100 years after Rav Shayale's passing, the blessings of his home flow again
When Rav Yeshaya Steiner, known to the world as Reb Shayale of Kerestir, passed away a hundred years ago this week on 3 Iyar in 1925, could he have known that a century later, chassidish singers would be crooning “Yeshaya ben Reb Moshe” songs for personal yeshuos, and that his burial spot on a Hungarian hilltop would become the Jewish world’s most popular yahrtzeit pilgrimage site after Meron on Lag B’omer?

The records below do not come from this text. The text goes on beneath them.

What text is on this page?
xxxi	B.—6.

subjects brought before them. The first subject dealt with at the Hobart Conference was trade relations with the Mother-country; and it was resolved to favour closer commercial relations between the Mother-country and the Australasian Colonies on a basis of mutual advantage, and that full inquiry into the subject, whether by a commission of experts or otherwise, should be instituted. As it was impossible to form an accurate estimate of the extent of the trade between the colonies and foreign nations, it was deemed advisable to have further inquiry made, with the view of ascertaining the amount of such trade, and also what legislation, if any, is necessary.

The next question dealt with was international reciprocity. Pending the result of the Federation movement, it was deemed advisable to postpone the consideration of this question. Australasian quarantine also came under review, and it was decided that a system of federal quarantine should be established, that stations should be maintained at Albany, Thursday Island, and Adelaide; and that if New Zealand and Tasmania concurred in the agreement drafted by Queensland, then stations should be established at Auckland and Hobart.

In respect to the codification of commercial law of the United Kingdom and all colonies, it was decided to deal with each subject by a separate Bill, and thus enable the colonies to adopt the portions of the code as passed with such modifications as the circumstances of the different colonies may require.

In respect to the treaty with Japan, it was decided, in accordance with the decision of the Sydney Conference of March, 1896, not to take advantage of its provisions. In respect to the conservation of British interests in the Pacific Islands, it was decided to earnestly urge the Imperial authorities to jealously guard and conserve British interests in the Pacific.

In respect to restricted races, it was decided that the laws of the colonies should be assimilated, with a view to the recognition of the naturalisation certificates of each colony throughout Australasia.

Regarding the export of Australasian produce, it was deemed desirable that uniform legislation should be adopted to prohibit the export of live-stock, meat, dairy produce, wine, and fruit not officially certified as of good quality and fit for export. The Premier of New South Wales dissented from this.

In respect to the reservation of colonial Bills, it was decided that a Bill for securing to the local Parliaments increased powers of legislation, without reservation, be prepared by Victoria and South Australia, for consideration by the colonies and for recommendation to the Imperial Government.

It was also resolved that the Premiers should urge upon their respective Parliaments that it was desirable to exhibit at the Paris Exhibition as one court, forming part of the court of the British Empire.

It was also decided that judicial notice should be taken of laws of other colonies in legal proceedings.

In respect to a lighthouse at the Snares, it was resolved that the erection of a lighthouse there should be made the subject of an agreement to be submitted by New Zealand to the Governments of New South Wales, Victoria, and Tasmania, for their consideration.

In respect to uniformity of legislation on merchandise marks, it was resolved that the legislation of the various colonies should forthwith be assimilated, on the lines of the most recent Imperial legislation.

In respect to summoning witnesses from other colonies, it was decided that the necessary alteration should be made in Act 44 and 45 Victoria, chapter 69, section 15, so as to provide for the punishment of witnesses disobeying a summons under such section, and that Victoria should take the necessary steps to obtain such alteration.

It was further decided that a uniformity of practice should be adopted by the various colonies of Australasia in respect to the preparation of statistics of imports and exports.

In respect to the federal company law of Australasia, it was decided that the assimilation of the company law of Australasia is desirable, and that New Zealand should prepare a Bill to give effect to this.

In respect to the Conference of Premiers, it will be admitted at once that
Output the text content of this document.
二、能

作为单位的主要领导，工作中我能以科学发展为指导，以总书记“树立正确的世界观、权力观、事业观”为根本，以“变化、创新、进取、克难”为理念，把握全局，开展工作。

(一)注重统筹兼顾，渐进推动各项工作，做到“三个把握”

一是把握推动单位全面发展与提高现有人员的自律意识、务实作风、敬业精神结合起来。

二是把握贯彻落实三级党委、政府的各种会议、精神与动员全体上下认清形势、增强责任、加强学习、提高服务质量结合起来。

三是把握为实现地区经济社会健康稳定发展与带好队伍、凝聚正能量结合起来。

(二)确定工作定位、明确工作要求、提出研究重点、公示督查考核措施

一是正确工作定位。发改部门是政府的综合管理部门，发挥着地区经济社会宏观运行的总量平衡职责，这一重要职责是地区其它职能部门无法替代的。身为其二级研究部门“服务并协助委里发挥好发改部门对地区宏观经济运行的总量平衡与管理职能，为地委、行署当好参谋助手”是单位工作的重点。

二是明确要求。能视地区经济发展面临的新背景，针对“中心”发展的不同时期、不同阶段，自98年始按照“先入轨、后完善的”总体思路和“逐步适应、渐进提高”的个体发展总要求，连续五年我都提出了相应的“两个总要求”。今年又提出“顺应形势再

What’s more baffling is that just 20 years ago, most people only knew Reb Shayale as the “mouse rebbe”: Hanging his picture in your house was a surefire segulah for removing mice infestation, based on a miracle story in which Reb Shayale sent a battalion of mice to the local courthouse to shred the file of evidence against a fellow Jew who’d be standing trial the next day. Yet who would have dreamed of flying to Hungary to go to his kever? And how, as they say in today’s vernacular, did Reb Yeshaya “go viral”?
A chassidic rebbe in the Hungarian village of Kerestir (Bodrogkeresztúr), Reb Shayale was beloved and revered for his kindness and humility, with the doors of his home at 68 Kossuth Utca always open to all.
From impassioned chassidim who doted on his every word, to lost souls searching for a bed and a warm meal, everyone was made to feel welcome in Reb Shayale’s house, where a seemingly never-ending supply of food and drink was dispensed at all hours of the day and night. The downtrodden, the forlorn, the struggling, and even the lice-infested were all treated like royalty by Reb Shayale, and visitors left Kerestir both spiritually and physically sated, often seeing miraculous personal salvations when all hope seemed lost.